En attendant, on admet toujours que la cellule ne se dédifférencie pas sous l'influence d'une seule cause : le cancer est l'étape ultime d'une histoire. Néanmoins, les chercheurs gardent l'espoir (et la crainte) de cerner finement un modèle de cancérisation. C'est pourquoi ils se penchent sur le virus, agent causal sujet à caution, mais merveilleux outil de travail comparativement aux substances chimiques et aux agents physiques, qui créent au bout de longs mois des lésions mal définies et incontrôlables. Trouvera-t-on un modèle de dédifférenciation suffisamment fondamental pour être unique ?

À cette question, on peut répondre qu'il y a une centaine d'années le fameux moine Mendel a découvert en expérimentant sur des petits pois les règles de base de la génétique, valables aussi bien chez les végétaux que chez l'homme.

Le problème du vaccin anticancer

Qui dit virus dit vaccin, sérum à plus ou moins lointaine échéance. Tout en gardant foi dans sa discipline, l'immunologiste demeure réservé, car l'immunothérapie présente trois caractères importants :
– D'étroites limites : on admet qu'en stimulant activement, mais non spécifiquement les défenses immunitaires d'un organisme au moyen du BCG ou d'un autre bacille atténué, on peut éliminer de 10 000 à 100 000 cellules. Or, une tumeur de 1 g compte environ un milliard de cellules. Cette forme d'immunothérapie est surtout employée dans le cas des leucémies en rémission ;
– Des difficultés : l'antigénicité de certaines tumeurs d'origine virale (c'est-à-dire leur pouvoir de susciter la formation d'anticorps) est admise, mais le vaccin antivirus est encore du domaine des espérances lointaines. Dans le cas des tumeurs provoquées par des agents chimiques ou physiques, les anticorps sont différents pour chaque malade. Il faudrait faire un vaccin particulier pour chaque cas ;
– Des dangers : l'expérimentation sur l'animal a montré que les cellules cancéreuses pouvaient se trouver paradoxalement protégées par les sérums, auquel cas la tumeur se développe de façon galopante et échappe à toute thérapeutique ultérieure.
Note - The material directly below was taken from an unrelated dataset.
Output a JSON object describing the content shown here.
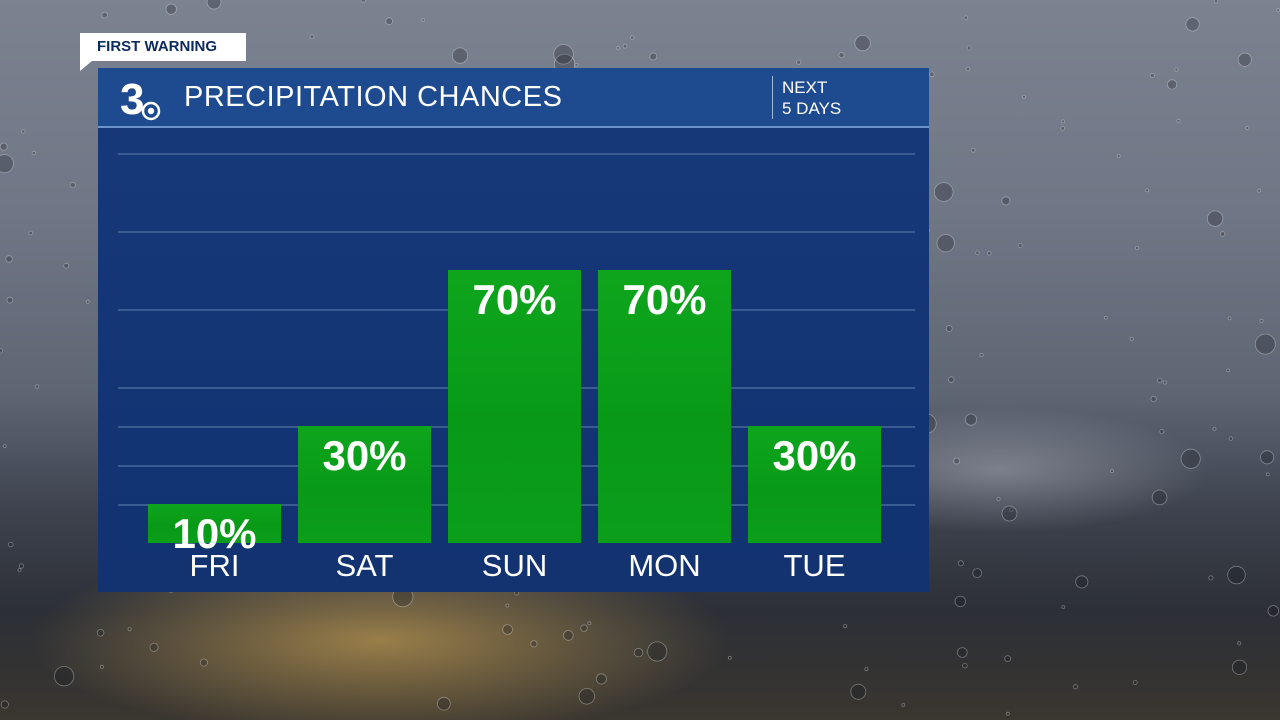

Offensive de la tuberculose et de la syphilis

La menace de la rage a suscité quelque alarme (Journal de l'année 1968-69) ; d'autres maladies infectieuses, que chacun peut assez facilement contracter, semblent, à tort, oubliées du public. Le vieux péril vénérien n'effraie plus. La tuberculose, pas davantage. Ces infections restent pourtant dangereuses et posent un problème.

Les déserteurs du BCG

Tandis que — par des mesures draconiennes — la Hollande et le Danemark ont pratiquement éradiqué la tuberculose de leur territoire, la France détient les chiffres records pour tous les pays européens, avec quelque 45 000 nouveaux cas chaque année, et une mortalité de 10,1 pour 100 000 habitants, soit 5 261 décès en 1968. À cette permanence d'une maladie parfaitement curable, et que l'on peut éviter, il y a plusieurs raisons. Tout d'abord, un certain pourcentage de travailleurs émigrants arrivent en France malades ou, assez sensibles au bacille de Koch, deviennent tuberculeux, se soignent mal et sont contagieux. D'autre part, le BCG se heurte à un préjugé tenace : 40 à 50 % des assujettis échappent à la vaccination grâce à des certificats (complaisants) de contre-indication. À noter aussi qu'un BCG qui ne donne pas ou ne donne plus lieu à une intra-dermo réaction positive n'a aucune valeur. La durée de la protection induite est très variable selon les individus et doit être contrôlée une fois par an. Si la zone d'induration produite par l'allergie à la tuberculine décroît ou disparaît, c'est que l'immunité conférée par le bacille de Calmette et Guérin décroît également ou disparaît, et il est nécessaire alors de procéder à une seconde vaccination.

Ce sont enfin les malades eux-mêmes qu'il faut incriminer. Comme la tuberculose exige un traitement de douze à dix-huit mois et comme certains antibiotiques présentent des inconvénients secondaires mineurs, la tentation est grande, soit d'abandonner prématurément toute médication, soit de faire un tri parmi les remèdes.